Try now I think I fixed my P/M...


----------



## Fishdaze (Nov 16, 2004)

Texas Tackle Factory said:


> No....We're not making the Red and Trout Tamers, however, due to high demand, we may realease a Tamer Classic series.
> 
> The Rod with the Trout picture is Med Light Action
> The Rod with the Redfish is Med Action


Any idea when TTF may put these back on the market?


----------



## Charlie Yannuzzi (6 mo ago)

Texas Tackle Factory said:


> No....We're not making the Red and Trout Tamers, however, due to high demand, we may realease a Tamer Classic series.
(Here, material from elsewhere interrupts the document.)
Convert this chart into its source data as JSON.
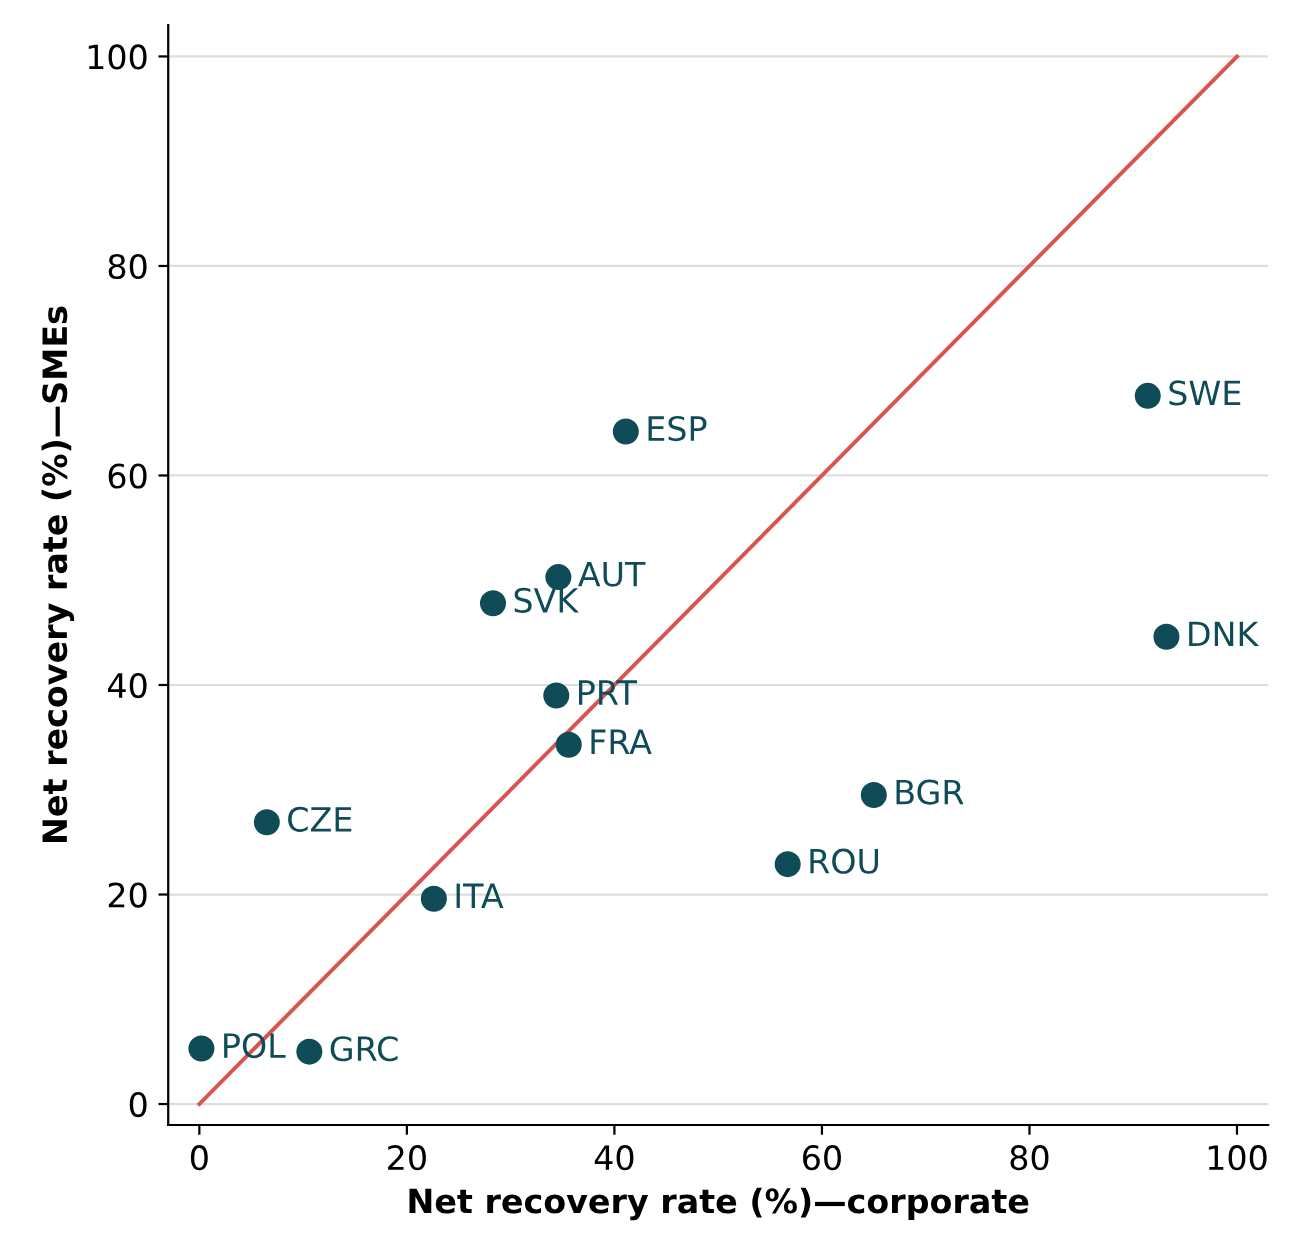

The Rod with the Trout picture is Med Light Action The Rod with the Redfish is Med Action TTF will release 2 new Rod Series this year. 1. TAMER ELITE SERIES....Release in a few weeks. 2. New Rod Series will release this Fall...we'll release details soon I'll check the shop for 1 last ML Trout Tamer for you Casting or Spinning? Coastal(Red) or Supreme(Green) Series? Thanks, TTF


 I’m look for the trout tamer rods you still have them 7’


----------



## Troutnader98 (Apr 26, 2021)

Charlie Yannuzzi said:


> I’m look for the trout tamer rods you still have them 7’


Your about 11 years late bud


----------